Herb-Crusted Baked Chicken with Roasted Rainbow Vegetables

This is an example of a meal that Solin would create to include in your personalized meal plan.

Herb-Crusted Baked Chicken with Roasted Rainbow Vegetables

YOUR SOLIN GENERATED RECIPE

Herb-Crusted Baked Chicken with Roasted Rainbow Vegetables

Savor the balance of tender, herb-crusted chicken paired with a colorful medley of roasted bell peppers, zucchini, and red onions. This dish features aromatic herbs and a light drizzle of olive oil to enhance the natural sweetness of the vegetables and the savory flavor of the chicken, creating a hearty yet healthy meal perfect for any time of day.

NUTRITION

355kcal
Protein
33.7g
Fat
18g
Carbs
16.3g

SERVINGS

1 serving

INGREDIENTS

4 oz Chicken Breast

1/2 cup diced Red Bell Pepper

1/2 cup diced Yellow Bell Pepper

1/2 cup sliced Zucchini

1/4 medium Red Onion, sliced

1 tbsp Olive Oil

1 tsp Fresh Rosemary, chopped

1 tsp Fresh Thyme, chopped

1 tsp Paprika

Salt and Black Pepper to taste

PREPARATION

  • 1

    Preheat your oven to 400°F.

  • 2

    Place the chicken breast on a lightly greased baking sheet.

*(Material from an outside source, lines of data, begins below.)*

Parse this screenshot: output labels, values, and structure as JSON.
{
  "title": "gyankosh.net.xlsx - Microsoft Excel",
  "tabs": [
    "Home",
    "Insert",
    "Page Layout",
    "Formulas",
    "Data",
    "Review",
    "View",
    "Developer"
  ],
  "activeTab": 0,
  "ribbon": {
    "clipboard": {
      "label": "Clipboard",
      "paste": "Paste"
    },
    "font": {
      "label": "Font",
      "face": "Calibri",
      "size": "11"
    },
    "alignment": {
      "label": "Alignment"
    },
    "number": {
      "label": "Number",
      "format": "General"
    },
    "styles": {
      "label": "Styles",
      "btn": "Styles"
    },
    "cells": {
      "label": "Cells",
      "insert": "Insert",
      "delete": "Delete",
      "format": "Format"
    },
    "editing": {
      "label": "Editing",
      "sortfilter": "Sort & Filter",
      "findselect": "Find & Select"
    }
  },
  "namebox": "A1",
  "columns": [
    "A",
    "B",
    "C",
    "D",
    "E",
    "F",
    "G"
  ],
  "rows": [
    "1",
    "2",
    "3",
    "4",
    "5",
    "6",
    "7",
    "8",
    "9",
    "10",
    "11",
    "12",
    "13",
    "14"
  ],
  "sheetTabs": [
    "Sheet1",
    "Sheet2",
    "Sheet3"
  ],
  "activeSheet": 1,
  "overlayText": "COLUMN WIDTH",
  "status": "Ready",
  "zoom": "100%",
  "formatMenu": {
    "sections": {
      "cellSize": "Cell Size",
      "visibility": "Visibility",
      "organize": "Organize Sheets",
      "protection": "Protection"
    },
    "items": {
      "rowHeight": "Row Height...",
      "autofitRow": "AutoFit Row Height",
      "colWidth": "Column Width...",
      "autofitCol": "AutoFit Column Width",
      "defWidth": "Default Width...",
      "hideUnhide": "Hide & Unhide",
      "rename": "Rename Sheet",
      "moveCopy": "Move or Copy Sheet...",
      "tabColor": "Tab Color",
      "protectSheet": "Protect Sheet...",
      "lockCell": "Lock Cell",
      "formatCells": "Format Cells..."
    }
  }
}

Pat dry and season generously with salt, black pepper, paprika, chopped rosemary, and thyme.

  • 3

    In a separate bowl, toss the diced red and yellow bell peppers, sliced zucchini, and red onion with olive oil, salt, and pepper.

  • 4

    Arrange the vegetables around the chicken on the baking sheet for even roasting.

  • 5

    Place the tray in the preheated oven and bake for about 20-25 minutes, or until the chicken reaches an internal temperature of 165°F and the vegetables are tender and slightly caramelized.

  • 6

    Remove from the oven, let rest for a few minutes, then serve warm.